Duncan Campbell explains his work.

Campbell’s film widens the subject and has four episodes, one of which uses dancers from Michael Clark’s company to explore economic theories and ideas in Karl Marx’s Das Kapital. In another Campbell chronicles a 1971 IRA martyr image used today to brighten up Christmas stockings. In the opening segment there is a mild swipe at the British Museum – he was unable to use its Benin sculptures for his film – and the museum’s director, Neil MacGregor, for being selective in his description of them.

Campbell was chosen after a shorter than normal judging meeting – a reflection of consensus, said Penelope Curtis, the director of Tate Britain and chair of judges. “All the judges felt they were quite clear in their own minds.”

She added: “This is a work the judges have seen a number of times in different places and they felt it only gained by being seen again. They particularly liked the way it was shown here, so they felt it was finally done justice.”

It is undoubtedly a serious, challenging film, which added to its power, she said. “It has quite a rigorous journalistic approach, combined sometimes with mysterious forms.”

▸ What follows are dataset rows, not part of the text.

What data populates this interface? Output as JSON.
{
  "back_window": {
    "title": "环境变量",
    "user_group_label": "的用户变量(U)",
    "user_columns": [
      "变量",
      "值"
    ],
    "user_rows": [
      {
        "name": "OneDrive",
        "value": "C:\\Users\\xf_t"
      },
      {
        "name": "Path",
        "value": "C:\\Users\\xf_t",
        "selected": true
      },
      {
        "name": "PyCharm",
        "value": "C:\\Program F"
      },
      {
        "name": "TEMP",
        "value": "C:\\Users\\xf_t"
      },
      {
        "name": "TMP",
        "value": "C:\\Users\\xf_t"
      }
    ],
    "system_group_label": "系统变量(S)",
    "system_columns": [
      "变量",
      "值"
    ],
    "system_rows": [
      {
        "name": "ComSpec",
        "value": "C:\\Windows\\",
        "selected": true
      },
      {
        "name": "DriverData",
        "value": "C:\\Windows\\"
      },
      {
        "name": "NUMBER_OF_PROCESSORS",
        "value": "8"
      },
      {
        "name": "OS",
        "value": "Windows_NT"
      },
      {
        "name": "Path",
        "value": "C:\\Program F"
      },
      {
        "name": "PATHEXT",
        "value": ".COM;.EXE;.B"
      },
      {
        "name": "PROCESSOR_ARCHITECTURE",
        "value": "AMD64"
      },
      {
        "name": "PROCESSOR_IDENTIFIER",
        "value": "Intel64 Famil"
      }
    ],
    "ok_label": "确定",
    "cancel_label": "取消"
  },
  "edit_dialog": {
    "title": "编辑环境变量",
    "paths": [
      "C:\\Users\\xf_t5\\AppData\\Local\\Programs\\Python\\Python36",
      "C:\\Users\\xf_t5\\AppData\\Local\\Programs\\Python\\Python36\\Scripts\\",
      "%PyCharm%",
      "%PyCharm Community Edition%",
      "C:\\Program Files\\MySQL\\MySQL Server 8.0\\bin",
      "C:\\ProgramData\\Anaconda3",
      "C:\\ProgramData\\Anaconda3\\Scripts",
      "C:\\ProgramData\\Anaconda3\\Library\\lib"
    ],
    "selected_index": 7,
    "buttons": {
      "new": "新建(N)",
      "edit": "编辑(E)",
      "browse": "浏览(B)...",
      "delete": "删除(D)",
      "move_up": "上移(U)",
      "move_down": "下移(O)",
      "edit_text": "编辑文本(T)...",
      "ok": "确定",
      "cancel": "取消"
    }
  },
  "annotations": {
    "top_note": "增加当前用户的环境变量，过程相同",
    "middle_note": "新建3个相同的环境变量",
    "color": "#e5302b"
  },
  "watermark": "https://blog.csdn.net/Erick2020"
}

Accepting his prize, Campbell quoted WB Yeats who when told he was to receive the Nobel prize for literature, asked “how much?”

“I already know how much and this money will make a huge difference to me. Beyond that, even being nominated for the prize has given me great heart. The opinions of the people on the jury matter a great deal to me.”

Later Campbell said he would spend the money on “life stuff … boring stuff. Rent and food and studio rent”.

He said the experience was “surreal... it hasn’t quite sunk in yet,” but winning was good, it was a “validation.”

Campbell was asked if he would like to follow the former Turner prize winner Steve McQueen into narrative film, working with the studios. “My experience so far is that there’s a very particular way to make a film in that world and that’s something I’d need to have a think about. I wouldn’t rule it in or out.”

Campbell was one of three artists making films in this year’s prize and none of the four on the shortlist were big names outside the contemporary art world. The other shortlisted artists were Canadian-born printmaker Ciara Phillips, Tris Vonna-Michell, who made an autobiographical film called Finding Chopin: Dans l’Essex, and James Richards, who made Rosebud, a film bearing the show’s only content warning, which mingled monochrome images of a budgie on a chain, censored photos from Japanese library books and small flowers caressing a man’s penis and sphincter.

People love to hate the Turner prize, and there is inevitably some kind of talking point, whether that is Martin Creed winning for turning a light on and off, Tracey Emin submitting her unmade bed, or Chris Ofili spattering elephant dung on his canvases.

This year the talking point was perhaps the lack of talking points. It was dull, said some. Or “yawn-forcingly, heart-crushingly, buttock-clenchingly bad”, according to Waldemar Januszczak in the Sunday Times, who urged people not to go. “The worst shortlist in the award’s history,” a critic for the Spectator chipped in.

Certainly the comment boards outside the show have been overwhelmingly critical. “RIP Art,” complained one . Another was more positive: “The benches are comfy – thanks for the power nap!”

One critic, Laura Gascoigne, writing in Apollo magazine, complained that the prize is “being decided by an international curatoriat reflecting the narrow tastes of an ersatz avant-garde, which, in the words of Grayson Perry, is ‘talking to itself’”.

What this year’s shortlist undoubtedly reflected was the strength of the Scottish art scene, with Campbell, Phillips and Vonna-Michell all graduates of Glasgow School of Art.

Campbell, Dublin-born and based in Glasgow, has many fans and admirers, and is known for strikingly original films, which have included portraits of Bernadette Devlin and John DeLorean. He asks big questions, but does not claim to have the answers.

The £25,000 award was presented by the actor Chiwetel Ejiofor at a dinner at Tate Britain, marking the return of the ceremony to London after its sojourn to Derry last year.

Next year it will be staged in Scotland for the first time

, with the Tramway in Glasgow playing host.

The judging panel, chaired by Curtis, also included Stefan Kalmar, the executive director of Artists Space, New York; Helen Legg, the director of Spike Island in Bristol; Sarah McCrory, the director of the Glasgow International biennial; and Dirk Snauwaert, the artistic director of the Wiels contemporary art centre in Brussels.